Under his watch they carried out sabotage, derailed trains, attacked German soldiers and assassinated a German SS colonel in charge of the forced enlistment of French workers.

Manouchian was arrested in November 1943 and tortured, before being shot dead by firing squad aged 37 with around 20 of his comrades on February 21st 1944.

After their death sentences, a Nazi propaganda poster showing images of 10 group members on a red background, which became known as the affiche rouge (red poster), sought to demonise them as members of a "criminal army".

 

But it backfired, and later inspired a poem by French poet Louis Aragon, a song and several films.

Foreign fighters

Manouchian - who pursued poetry and literature while working in a shipyard and a factory before the war - had requested French nationality in 1933 and 1940, both times without success.

He was one of many foreigners in the French Resistance.

They were mostly "anti-Nazi Germans and Austrians, Spanish Republicans who had fled Francoism, anti-fascist Italians, Poles who had fled anti-Semitism, Armenians and Jews from eastern Europe and Germany," according to the French defence ministry.

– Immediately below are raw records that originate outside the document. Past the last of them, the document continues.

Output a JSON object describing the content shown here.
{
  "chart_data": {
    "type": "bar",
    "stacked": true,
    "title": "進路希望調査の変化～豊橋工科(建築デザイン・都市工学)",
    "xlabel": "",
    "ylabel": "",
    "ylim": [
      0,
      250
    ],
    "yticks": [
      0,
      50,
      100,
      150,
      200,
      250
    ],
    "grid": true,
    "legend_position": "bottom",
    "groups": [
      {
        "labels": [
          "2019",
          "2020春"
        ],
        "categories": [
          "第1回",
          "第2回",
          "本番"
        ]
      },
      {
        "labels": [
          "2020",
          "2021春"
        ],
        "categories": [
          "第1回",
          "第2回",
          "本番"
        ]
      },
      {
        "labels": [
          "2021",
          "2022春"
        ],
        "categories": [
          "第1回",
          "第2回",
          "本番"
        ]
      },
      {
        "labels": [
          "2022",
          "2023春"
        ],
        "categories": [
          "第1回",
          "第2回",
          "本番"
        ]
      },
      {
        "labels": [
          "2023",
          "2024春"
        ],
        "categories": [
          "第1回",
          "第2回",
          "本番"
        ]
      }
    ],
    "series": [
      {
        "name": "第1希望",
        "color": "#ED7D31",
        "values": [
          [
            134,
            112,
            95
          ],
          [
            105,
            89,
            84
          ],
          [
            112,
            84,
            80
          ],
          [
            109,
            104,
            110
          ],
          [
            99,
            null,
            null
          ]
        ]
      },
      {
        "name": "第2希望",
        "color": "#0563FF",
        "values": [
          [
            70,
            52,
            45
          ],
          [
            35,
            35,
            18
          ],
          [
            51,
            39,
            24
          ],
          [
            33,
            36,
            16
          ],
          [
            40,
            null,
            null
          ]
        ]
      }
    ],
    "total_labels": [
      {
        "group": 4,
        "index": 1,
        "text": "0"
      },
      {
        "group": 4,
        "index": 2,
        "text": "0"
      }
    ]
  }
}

It is unclear how many exactly of the 2.2 million foreigners in France at the time joined the Resistance.

But of the 1,000 Resistance fighters executed by the Nazis at the Mont-Valerien fort outside Paris during the occupation, 185 were foreign, historian Denis Peschanski told AFP.

That was a much higher proportion of foreigners than in the country's pre-war population of some 40 million.

'Quiet heroism'

Under Macron, since 2017 three people have been awarded a place inside the Panthéon: writer Maurice Genevoix, women's rights icon Simone Veil, and US-born entertainer and French Resistance member Josephine Baker.

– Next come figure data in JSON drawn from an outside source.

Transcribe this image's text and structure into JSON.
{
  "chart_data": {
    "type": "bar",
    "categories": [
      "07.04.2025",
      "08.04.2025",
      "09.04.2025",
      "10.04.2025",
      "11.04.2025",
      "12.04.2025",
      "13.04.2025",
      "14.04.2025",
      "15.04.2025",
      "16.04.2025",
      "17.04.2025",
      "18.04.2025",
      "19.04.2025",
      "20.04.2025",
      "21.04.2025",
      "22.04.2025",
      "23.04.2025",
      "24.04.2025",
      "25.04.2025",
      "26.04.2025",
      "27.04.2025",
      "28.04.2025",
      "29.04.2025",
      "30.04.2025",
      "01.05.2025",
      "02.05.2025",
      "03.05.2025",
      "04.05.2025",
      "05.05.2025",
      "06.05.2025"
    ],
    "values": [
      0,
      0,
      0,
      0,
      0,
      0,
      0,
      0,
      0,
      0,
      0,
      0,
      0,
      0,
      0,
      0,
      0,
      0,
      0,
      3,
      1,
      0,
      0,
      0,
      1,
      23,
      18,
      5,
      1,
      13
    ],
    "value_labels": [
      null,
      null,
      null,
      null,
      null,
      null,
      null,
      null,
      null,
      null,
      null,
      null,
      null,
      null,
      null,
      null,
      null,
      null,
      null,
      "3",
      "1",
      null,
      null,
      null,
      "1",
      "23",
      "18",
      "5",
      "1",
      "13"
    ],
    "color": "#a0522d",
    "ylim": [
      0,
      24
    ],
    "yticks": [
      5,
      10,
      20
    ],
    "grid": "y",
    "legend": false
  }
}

READ ALSO 5 things to know about the Paris Pantheon

Baker - the first black woman to receive the honour - had been awarded French nationality before the war.

Last year the president said Manouchian would receive the honour too, paying tribute to his "bravery" and "quiet heroism".

At the time, parliament was debating a controversial immigration bill, which Macron eventually signed into law earlier this year.

He has also called for former French justice minister Robert Badinter, who in 1981 brought an end to capital punishment in France, to be panthéoniser after he died earlier this month.